Mais au détour d’une rue autrefois commerçante, une silhouette féminine, drapée d’une doudoune bien chaude d'où sortait une tête rousse, portant un sac à dos rouge élimé et usé, bravait courageusement l’hiver en ce mois de février. Marion, réajusta son sac, celui qui le suivait partout même à travers le monde et à chaque exploration qu’elle débutait.

Conservant ainsi son précieux matériel électronique, composé d’un petit trépied, d’une caméra dernier cri, micro, lampe frontale, en soit l'apanage d’un bon vidéaste. Arpentant ces rues qu’elle connaissait depuis des lustres notamment pour y avoir jouait des centaines de fois avec ses amis, la jeune femme de vingt cinq ans marchait d’un pas vif en s’approchant d’une petite clairière.

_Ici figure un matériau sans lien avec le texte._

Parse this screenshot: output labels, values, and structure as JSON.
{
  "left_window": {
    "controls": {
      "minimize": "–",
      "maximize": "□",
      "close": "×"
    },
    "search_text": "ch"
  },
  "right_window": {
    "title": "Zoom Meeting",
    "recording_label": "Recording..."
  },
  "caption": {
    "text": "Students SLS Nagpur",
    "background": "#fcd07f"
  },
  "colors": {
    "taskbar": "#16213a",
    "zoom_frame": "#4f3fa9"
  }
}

Depuis longtemps laissée pour compte, la végétation rendait le périple fastidieux, pas de quoi rebuter Manon qui était en proie à une excitation en voyant de loin les ruines de l’ancienne piscine municipale se dessinant à travers le brouillard, comme une ombre familière, apaisante et réconfortante. 

Ce n’était pas la première fois que l’institutrice s’y aventurait, elle pourrait s’y rendre les yeux fermés vue le nombre de fois où elle a parcouru l’installation à la recherche d’une ouverture pour s’y glisser et ainsi pouvoir faire une exploration vidéo qu’elle pourrait mettre sur son compte Youtube. C’était en quelque sorte, son complément de revenus.

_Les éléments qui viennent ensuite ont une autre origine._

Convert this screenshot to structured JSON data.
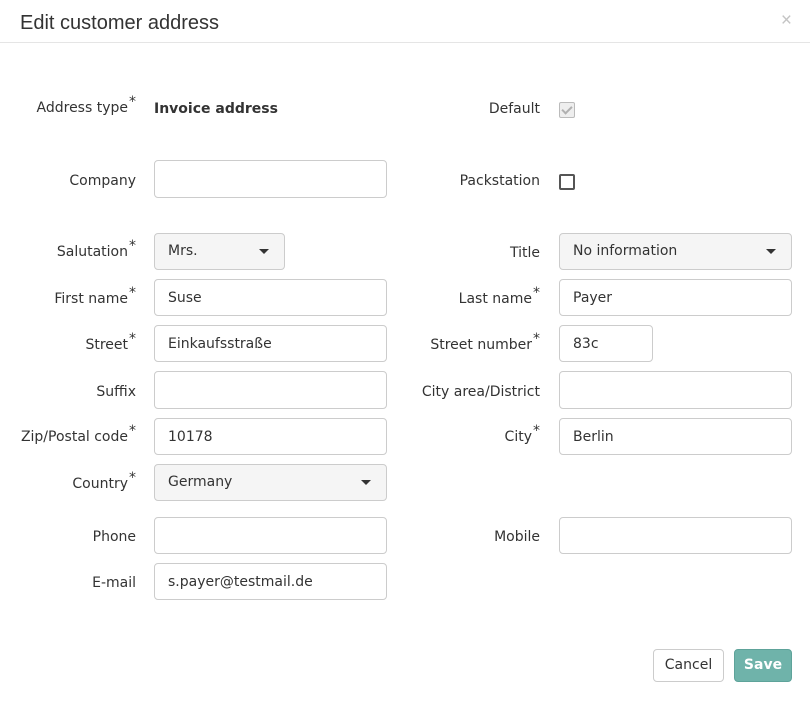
{
  "dialog": {
    "title": "Edit customer address",
    "close_label": "×"
  },
  "required_marker": "*",
  "fields": {
    "address_type": {
      "label": "Address type",
      "value": "Invoice address"
    },
    "default": {
      "label": "Default",
      "checked": true,
      "disabled": true
    },
    "company": {
      "label": "Company",
      "value": ""
    },
    "packstation": {
      "label": "Packstation",
      "checked": false
    },
    "salutation": {
      "label": "Salutation",
      "value": "Mrs."
    },
    "title": {
      "label": "Title",
      "value": "No information"
    },
    "first_name": {
      "label": "First name",
      "value": "Suse"
    },
    "last_name": {
      "label": "Last name",
      "value": "Payer"
    },
    "street": {
      "label": "Street",
      "value": "Einkaufsstraße"
    },
    "street_number": {
      "label": "Street number",
      "value": "83c"
    },
    "suffix": {
      "label": "Suffix",
      "value": ""
    },
    "city_area": {
      "label": "City area/District",
      "value": ""
    },
    "zip": {
      "label": "Zip/Postal code",
      "value": "10178"
    },
    "city": {
      "label": "City",
      "value": "Berlin"
    },
    "country": {
      "label": "Country",
      "value": "Germany"
    },
    "phone": {
      "label": "Phone",
      "value": ""
    },
    "mobile": {
      "label": "Mobile",
      "value": ""
    },
    "email": {
      "label": "E-mail",
      "value": "s.payer@testmail.de"
    }
  },
  "buttons": {
    "cancel": "Cancel",
    "save": "Save"
  },
  "colors": {
    "save_button": "#6fb3aa",
    "border": "#cccccc",
    "select_bg": "#f5f5f5"
  }
}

Les vidéos de ses explorations connaissaient un franc succès surtout depuis celle où en explorant un ancien laboratoire aux Etats-Unis, elle y avait trouvé toutes sortes de documents, d’installations de recherches... Mais le plus fou, c’était les bocaux de formol dans lesquelles , on pouvait encore y voir flotter de petits animaux. Le plus étonnant fut bien sûr le corps d’un serpent entier qui avait la gueule grande ouverte laissant ainsi apercevoir ses impressionnants crochets. Dans cette exploration bien qu’elle fut l’une de ses préférées, il s’était avéré que ce fut également celle qui avait été la plus dangereuse. En montant l’immense escalier en colimaçon qui menait vers les salles de recherches, Marion avait failli passer au travers du vieux plancher, elle ne dut son secours qu’aux réflexes rapides de son fiancé, également urbexeur.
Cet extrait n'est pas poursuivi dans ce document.